Ballard also has over 25 years of business management experience.
He has a B.S. in Petroleum Engineering and an MBA. |
Facilities
TORP’s research facilities occupy approximately 4,000 square feet with
laboratories specifically dedicated to oil-recovery research. TORP possesses the
equipment required to formulate chemical systems, to test their performance in
flow tests through rock material, and to analyze fluids and materials.

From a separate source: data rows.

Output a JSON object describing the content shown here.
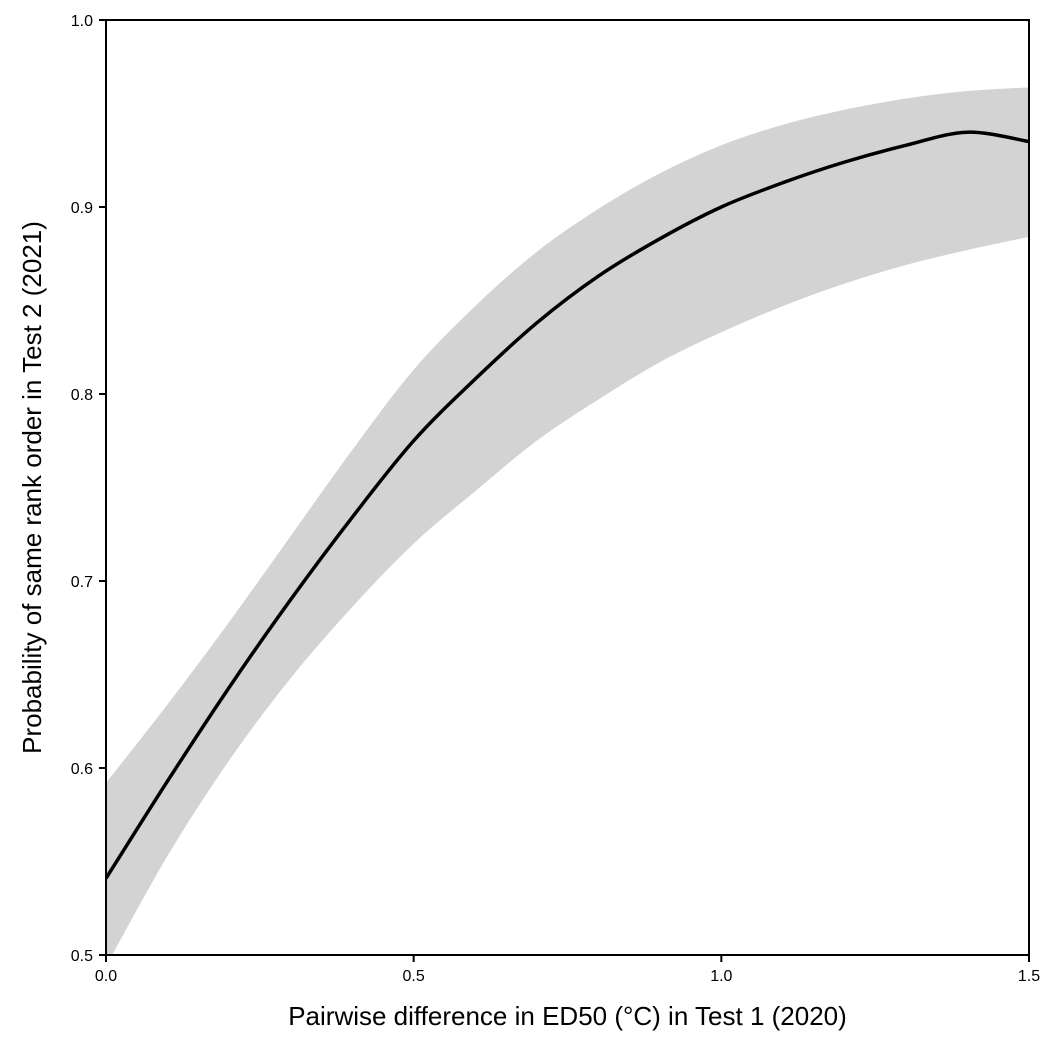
{
  "chart_data": {
    "type": "line",
    "title": "",
    "xlabel": "Pairwise difference in ED50 (°C) in Test 1 (2020)",
    "ylabel": "Probability of same rank order in Test 2 (2021)",
    "xlim": [
      0.0,
      1.5
    ],
    "ylim": [
      0.5,
      1.0
    ],
    "x_ticks": [
      0.0,
      0.5,
      1.0,
      1.5
    ],
    "x_tick_labels": [
      "0.0",
      "0.5",
      "1.0",
      "1.5"
    ],
    "y_ticks": [
      0.5,
      0.6,
      0.7,
      0.8,
      0.9,
      1.0
    ],
    "y_tick_labels": [
      "0.5",
      "0.6",
      "0.7",
      "0.8",
      "0.9",
      "1.0"
    ],
    "grid": false,
    "legend": "none",
    "colors": {
      "line": "#000000",
      "band": "#d3d3d3",
      "axis": "#000000"
    },
    "series": [
      {
        "x": [
          0.0,
          0.1,
          0.2,
          0.3,
          0.4,
          0.5,
          0.6,
          0.7,
          0.8,
          0.9,
          1.0,
          1.1,
          1.2,
          1.3,
          1.4,
          1.5
        ],
        "y": [
          0.541,
          0.593,
          0.643,
          0.69,
          0.734,
          0.775,
          0.808,
          0.838,
          0.863,
          0.883,
          0.9,
          0.913,
          0.924,
          0.933,
          0.94,
          0.935
        ],
        "lower": [
          0.494,
          0.553,
          0.604,
          0.648,
          0.686,
          0.72,
          0.748,
          0.775,
          0.797,
          0.817,
          0.833,
          0.847,
          0.859,
          0.869,
          0.877,
          0.884
        ],
        "upper": [
          0.592,
          0.634,
          0.678,
          0.724,
          0.77,
          0.813,
          0.847,
          0.876,
          0.899,
          0.918,
          0.933,
          0.944,
          0.952,
          0.958,
          0.962,
          0.964
        ]
      }
    ]
  }
}
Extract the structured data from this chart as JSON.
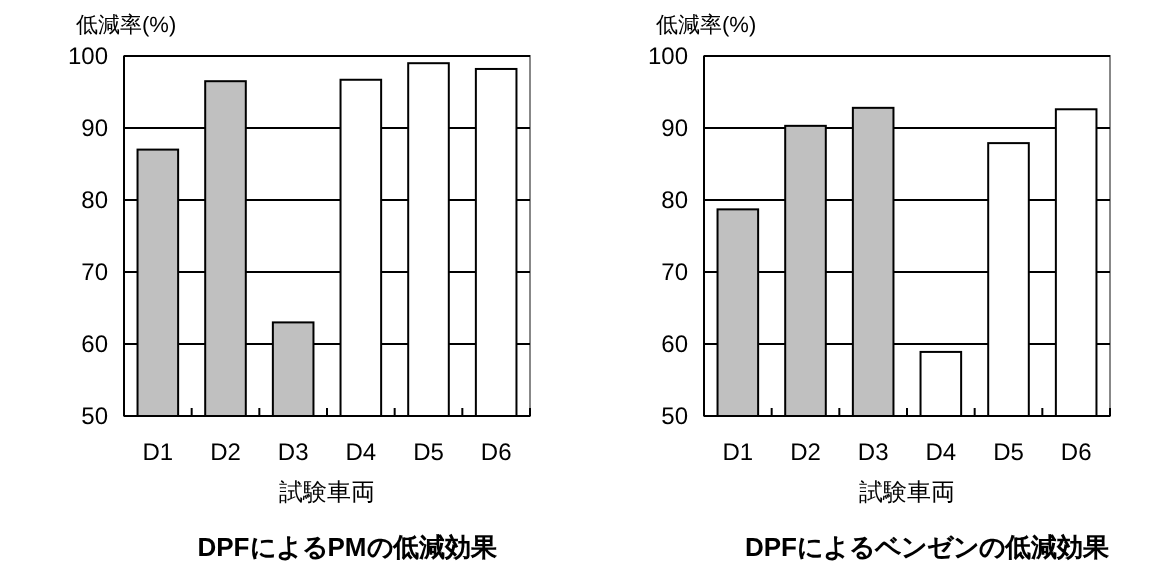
{
  "chart_data": [
    {
      "type": "bar",
      "title": "DPFによるPMの低減効果",
      "xlabel": "試験車両",
      "ylabel": "低減率(%)",
      "categories": [
        "D1",
        "D2",
        "D3",
        "D4",
        "D5",
        "D6"
      ],
      "values": [
        87,
        96.5,
        63,
        96.7,
        99,
        98.2
      ],
      "colors": [
        "#c0c0c0",
        "#c0c0c0",
        "#c0c0c0",
        "#ffffff",
        "#ffffff",
        "#ffffff"
      ],
      "ylim": [
        50,
        100
      ],
      "yticks": [
        50,
        60,
        70,
        80,
        90,
        100
      ],
      "grid": "y"
    },
    {
      "type": "bar",
      "title": "DPFによるベンゼンの低減効果",
      "xlabel": "試験車両",
      "ylabel": "低減率(%)",
      "categories": [
        "D1",
        "D2",
        "D3",
        "D4",
        "D5",
        "D6"
      ],
      "values": [
        78.7,
        90.3,
        92.8,
        58.9,
        87.9,
        92.6
      ],
      "colors": [
        "#c0c0c0",
        "#c0c0c0",
        "#c0c0c0",
        "#ffffff",
        "#ffffff",
        "#ffffff"
      ],
      "ylim": [
        50,
        100
      ],
      "yticks": [
        50,
        60,
        70,
        80,
        90,
        100
      ],
      "grid": "y"
    }
  ]
}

TORP is also well equipped with instruments to study phase behavior
between various types of gas and hydrocarbons, determine physical properties of
fluid at high pressure/high temperature (HPHT), and test gas/foam flooding
performance through rock material. Special instrumentations include:
·
Gas
Chromatography (GC)-FID, GC-TCD, GC-MS-MS
·
Total Organic Carbon/Total Nitrogen (TOC/TN) Analyzer
·
FTIR, UV-Vis, Raman
·
Particle size and zeta potential analyzer
·
Slim-tube apparatus
·
HTHP inline viscometer (Cambridge)
·
HTHP inline densitometer (Anton Par)
·
HTHP core flow test setup
·
HTHP view cell for measurements of interfacial tension, gas solubility and oil
swelling factor
CPE Barati
(Co-PI)’s lab occupies 800 square feet and is
also equipped
to perform many aspects of oil recovery research, including equipment specific
to oil and gas stimulation and improved oil recovery research:
·
HPHT CO2
flooding setup designated for temperature up to 100 °C and pressures up to 3000
psi
·
Core-flooding
setup for both steady state and unsteady state relative permeability
measurements
·
HPHT Rheometer
(300 °C and 5800 psi) used for both fracturing fluids and CO2 foam
rheological measurements
·
HPHT IFT and
contact angle measurement setup
·
A fully
equipped Dynamic Fluid Loss setup including two shear loops
·
Dean-Stark
core cleaning setup
·
Hydraulic
fracture and acid fracture conductivity setup
·
Hydraulic
press and a core holder for stress-strain relation measurements
Both labs also
have high performance computers equipped with 8 cores 512 GB RAM , 12 cores 48
GB of RAM and high performance graphics card for large scale reservoir
simulations. Commercial softwares available in the lab include Ocean, PetroMod,
PipeSim, Techlog, Eclipse and Petrel from Schlumberger, Winprop, IMEX, GEM,
STAR, CMOST from Computer Modeling Group, Inc.